2.10.2009

Abandonment and Random Thoughts


I'm not sure what poem I should write about today, hence my various confused faces, so I think I'm going to accept defeat and abandon the 7th part of Poetry Week. I'm lost without my Sixteenth Century Poetry Anthology. I might end up putting a poem in this post, though, who knows.

Random Thoughts

1. I finally named my camera, and his name is Astrophil. This may seem strange, but it comes from a sonnet sequence by Sir Philip Sidney titled Astrophil and Stella. The sonnet sequence is loosely autobiographical since Sidney was in love with a married woman named Penelope. He renames her Stella in the sonnet sequence and calls himself Astrophil - one, because his name is Philip, and two, because Stella means "star" and Astrophil translates to "star lover." Thus, my camera is henceforth to be known as Astrophil, or Phil for short. It just popped into my head and while I tried to think of other possible names, possibly Italian, my little Astrophil looked up at me and seemed to be saying, "but I already have a name," so I let him keep it.

2. Journals are curious things. They have their own personalities, just like people. Walking through a bookstore I see with various types of journals the relationships I could have with them. One with pressed flowers inside a gauzy cover seems to say to me, "I didn't want to know that Rachel, please refrain from such candid thoughts." Another one with ornate, oriental designs thinks, this is only your first trip to Europe? You're not very well-traveled, are you? Then I spy my thin moleskin journals with graph paper inside. I want to tell them things, even thoughts I'm not particularly proud of. I know they won't judge; they'll listen. I walk out with them and I hear them gossiping in their three-pack, "I don't think she'll judge us for our perforated pages in the back, our lack of a ribbon to mark her place..."

3. Today's theme seems to be all about personification.

4. I actually do have a poem I've been meaning to share though I'm not sure I'll have much to say about it other than the fact that I think it's beautiful. Here it is, Thomas Wyatt's They Flee From Me That Sometime Did Me Seek.

They Flee From Me That Sometime Did Me Seek

They flee from me that sometime did me seek,
With naked foot stalking in my chamber.
I have seen them gentle, tame, and meek
That are now wild and do not remember
That sometime they put themselves in danger
To take bread at my hand; and now they range
Busily seeking with a continual change.

Thanked be fortune, it hath been otherwise
Twenty times better; but once in special,
In thin array after a pleasant guise,
When her loose gown from her shoulders did fall,
And she me caught in her arms long and small,
Therewithal sweetly did me kiss,
And softly said, "Dear heart, how like you this?"

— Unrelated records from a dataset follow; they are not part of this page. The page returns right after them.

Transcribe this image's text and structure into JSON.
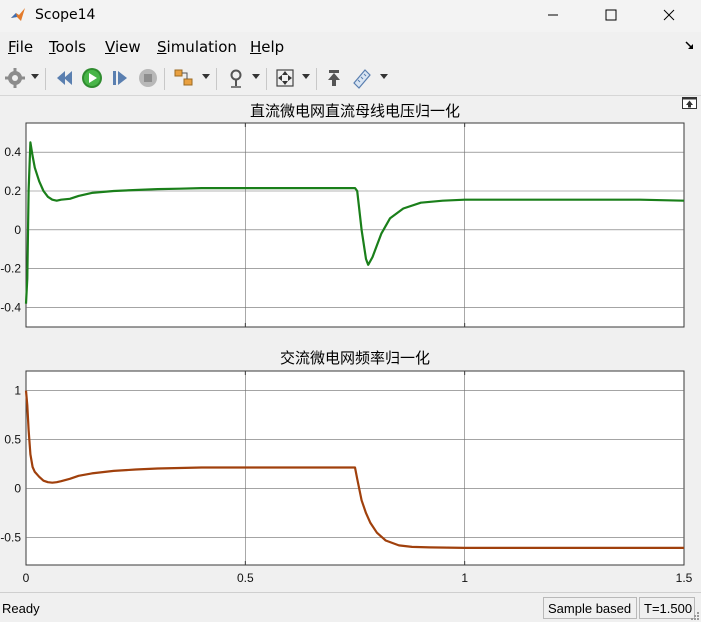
{
  "window": {
    "title": "Scope14"
  },
  "menu": {
    "items": [
      {
        "label": "File",
        "mnemonic": "F",
        "rest": "ile"
      },
      {
        "label": "Tools",
        "mnemonic": "T",
        "rest": "ools"
      },
      {
        "label": "View",
        "mnemonic": "V",
        "rest": "iew"
      },
      {
        "label": "Simulation",
        "mnemonic": "S",
        "rest": "imulation"
      },
      {
        "label": "Help",
        "mnemonic": "H",
        "rest": "elp"
      }
    ]
  },
  "toolbar": {
    "icons": [
      "settings-icon",
      "step-back-icon",
      "run-icon",
      "step-forward-icon",
      "stop-icon",
      "highlight-block-icon",
      "zoom-icon",
      "autoscale-icon",
      "restore-layout-icon",
      "measurements-icon"
    ]
  },
  "status": {
    "ready": "Ready",
    "mode": "Sample based",
    "time": "T=1.500"
  },
  "colors": {
    "plot1_line": "#1a7f1a",
    "plot2_line": "#a0400c",
    "grid": "#6e6e6e",
    "axes_bg": "#ffffff"
  },
  "chart_data": [
    {
      "type": "line",
      "title": "直流微电网直流母线电压归一化",
      "xlim": [
        0,
        1.5
      ],
      "ylim": [
        -0.5,
        0.55
      ],
      "yticks": [
        "0.4",
        "0.2",
        "0",
        "-0.2",
        "-0.4"
      ],
      "ytick_values": [
        0.4,
        0.2,
        0,
        -0.2,
        -0.4
      ],
      "xticks": [
        0,
        0.5,
        1,
        1.5
      ],
      "grid": true,
      "series": [
        {
          "x": [
            0,
            0.003,
            0.006,
            0.01,
            0.015,
            0.02,
            0.03,
            0.04,
            0.05,
            0.06,
            0.07,
            0.08,
            0.1,
            0.12,
            0.15,
            0.2,
            0.25,
            0.3,
            0.35,
            0.4,
            0.5,
            0.6,
            0.7,
            0.75,
            0.755,
            0.765,
            0.775,
            0.78,
            0.79,
            0.8,
            0.81,
            0.83,
            0.86,
            0.9,
            0.95,
            1.0,
            1.1,
            1.2,
            1.3,
            1.4,
            1.5
          ],
          "y": [
            -0.38,
            -0.25,
            0.2,
            0.45,
            0.38,
            0.32,
            0.25,
            0.2,
            0.17,
            0.155,
            0.15,
            0.155,
            0.16,
            0.175,
            0.19,
            0.2,
            0.205,
            0.21,
            0.212,
            0.215,
            0.215,
            0.215,
            0.215,
            0.215,
            0.2,
            0.0,
            -0.15,
            -0.18,
            -0.14,
            -0.08,
            -0.02,
            0.06,
            0.11,
            0.14,
            0.15,
            0.155,
            0.155,
            0.155,
            0.155,
            0.155,
            0.15
          ]
        }
      ]
    },
    {
      "type": "line",
      "title": "交流微电网频率归一化",
      "xlim": [
        0,
        1.5
      ],
      "ylim": [
        -0.78,
        1.2
      ],
      "yticks": [
        "1",
        "0.5",
        "0",
        "-0.5"
      ],
      "ytick_values": [
        1,
        0.5,
        0,
        -0.5
      ],
      "xticks": [
        "0",
        "0.5",
        "1",
        "1.5"
      ],
      "xtick_values": [
        0,
        0.5,
        1,
        1.5
      ],
      "grid": true,
      "series": [
        {
          "x": [
            0,
            0.003,
            0.006,
            0.01,
            0.015,
            0.02,
            0.03,
            0.04,
            0.05,
            0.06,
            0.07,
            0.08,
            0.1,
            0.12,
            0.15,
            0.2,
            0.25,
            0.3,
            0.35,
            0.4,
            0.5,
            0.6,
            0.7,
            0.75,
            0.755,
            0.765,
            0.775,
            0.785,
            0.8,
            0.82,
            0.85,
            0.88,
            0.92,
            1.0,
            1.1,
            1.2,
            1.3,
            1.4,
            1.5
          ],
          "y": [
            1.0,
            0.85,
            0.6,
            0.35,
            0.22,
            0.17,
            0.12,
            0.08,
            0.065,
            0.06,
            0.065,
            0.075,
            0.1,
            0.13,
            0.155,
            0.18,
            0.195,
            0.205,
            0.21,
            0.215,
            0.215,
            0.215,
            0.215,
            0.215,
            0.1,
            -0.12,
            -0.25,
            -0.35,
            -0.45,
            -0.53,
            -0.58,
            -0.595,
            -0.6,
            -0.605,
            -0.605,
            -0.605,
            -0.605,
            -0.605,
            -0.605
          ]
        }
      ]
    }
  ]
}
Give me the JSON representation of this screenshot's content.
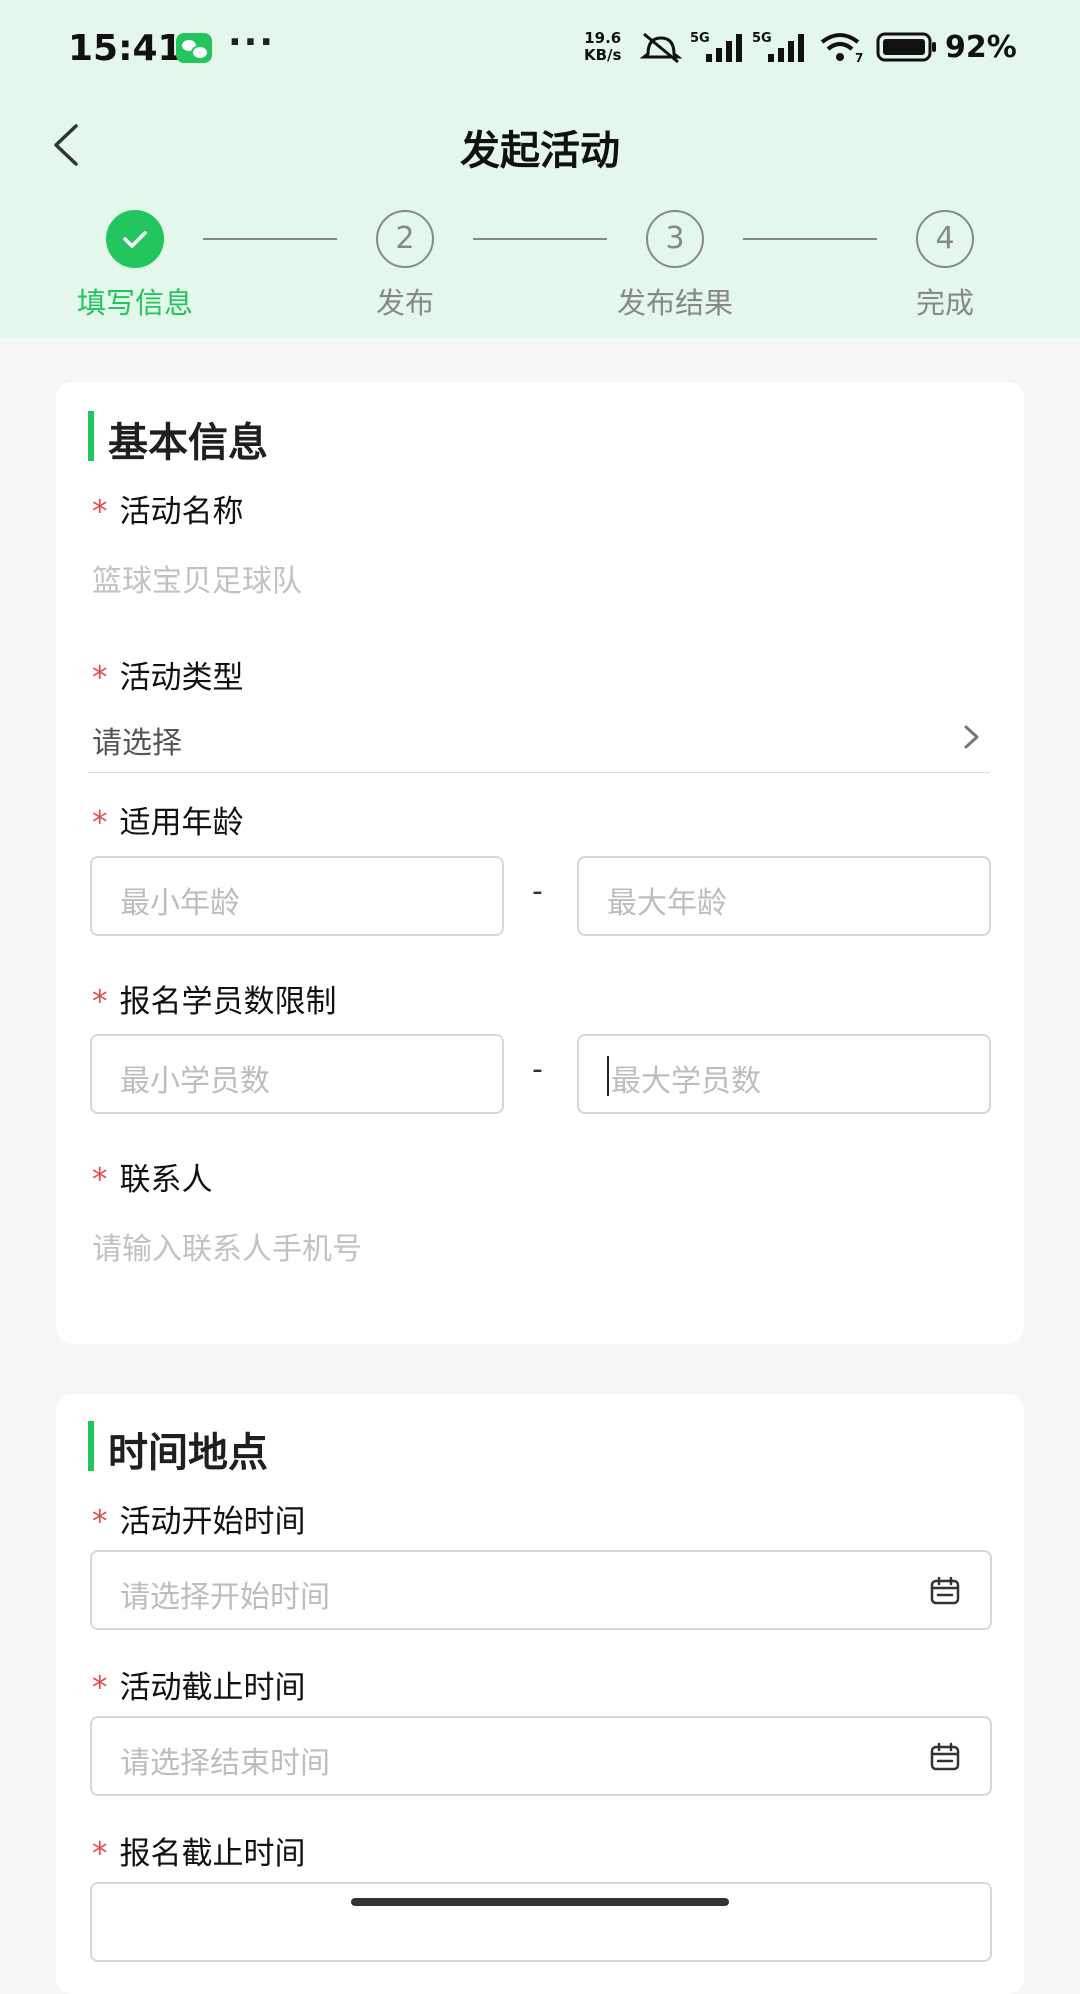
{
  "status_bar": {
    "time": "15:41",
    "net_speed_value": "19.6",
    "net_speed_unit": "KB/s",
    "signal1_label": "5G",
    "signal2_label": "5G",
    "wifi_badge": "7",
    "battery": "92%"
  },
  "nav": {
    "title": "发起活动"
  },
  "steps": [
    {
      "num": "1",
      "label": "填写信息",
      "status": "done"
    },
    {
      "num": "2",
      "label": "发布",
      "status": "pending"
    },
    {
      "num": "3",
      "label": "发布结果",
      "status": "pending"
    },
    {
      "num": "4",
      "label": "完成",
      "status": "pending"
    }
  ],
  "basic_info": {
    "title": "基本信息",
    "activity_name": {
      "label": "活动名称",
      "placeholder": "篮球宝贝足球队"
    },
    "activity_type": {
      "label": "活动类型",
      "value": "请选择"
    },
    "age": {
      "label": "适用年龄",
      "min_placeholder": "最小年龄",
      "max_placeholder": "最大年龄",
      "separator": "-"
    },
    "students": {
      "label": "报名学员数限制",
      "min_placeholder": "最小学员数",
      "max_placeholder": "最大学员数",
      "separator": "-"
    },
    "contact": {
      "label": "联系人",
      "placeholder": "请输入联系人手机号"
    }
  },
  "time_place": {
    "title": "时间地点",
    "start": {
      "label": "活动开始时间",
      "placeholder": "请选择开始时间"
    },
    "end": {
      "label": "活动截止时间",
      "placeholder": "请选择结束时间"
    },
    "signup_deadline": {
      "label": "报名截止时间"
    }
  },
  "required_mark": "*",
  "colors": {
    "accent": "#22c55e",
    "header_bg": "#e3f8ea",
    "required": "#e14c4c"
  }
}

It was no dream, I lay broad waking.
But all is turned thorough my gentleness,
Into a strange fashion of forsaking;
And I have leave to go of her goodness,
And she also to use newfangleness.
But since that I so kindly am served,
I would fain know what she hath deserved.

Yes, Wyatt was jilted. What I really like about this poem is the second stanza. He describes the event with such tenderness, and seems unafraid to recall the memory with said tenderness. In the third stanza Wyatt remembers himself, and ends the poem with the bitterness of a spurned lover, but in the second stanza he lets himself gets carried away in the sweetness of his memory, or was it a dream? No, a memory.
I wish we could deal with life's disappointments the way Wyatt does in the second stanza. I wish we were unafraid to admit, sometimes, that things we can no longer have were beautiful when we did possess them. I know it's easier to convince ourselves that we no longer want the things that have left us, in our opinion, prematurely, but wouldn't it be nicer to have a life full of sweet memories rather than mediocre ones purely for the purpose of saving face?
I can, with this attitude, look back with fondness on a night spent under the stars, midwestern mountains framing the horizon, the grass giving green highlights to my hair. I can recall an anniversary dinner after which my face hurt from smiling and my hand was perpetually warm from being inside someone else's. I can choose from memories involving a moonlit convertible ride, a hill of prodigious size with a magnificent view, a dinner spread on the floor meticulously prepared, and walks to the gardens at UVa which were wonderfully ambiguous in their meaning. Why would I look upon any of these things with distaste? I look forward to more memories like these, and Wyatt's, that age us in their little life-lessons.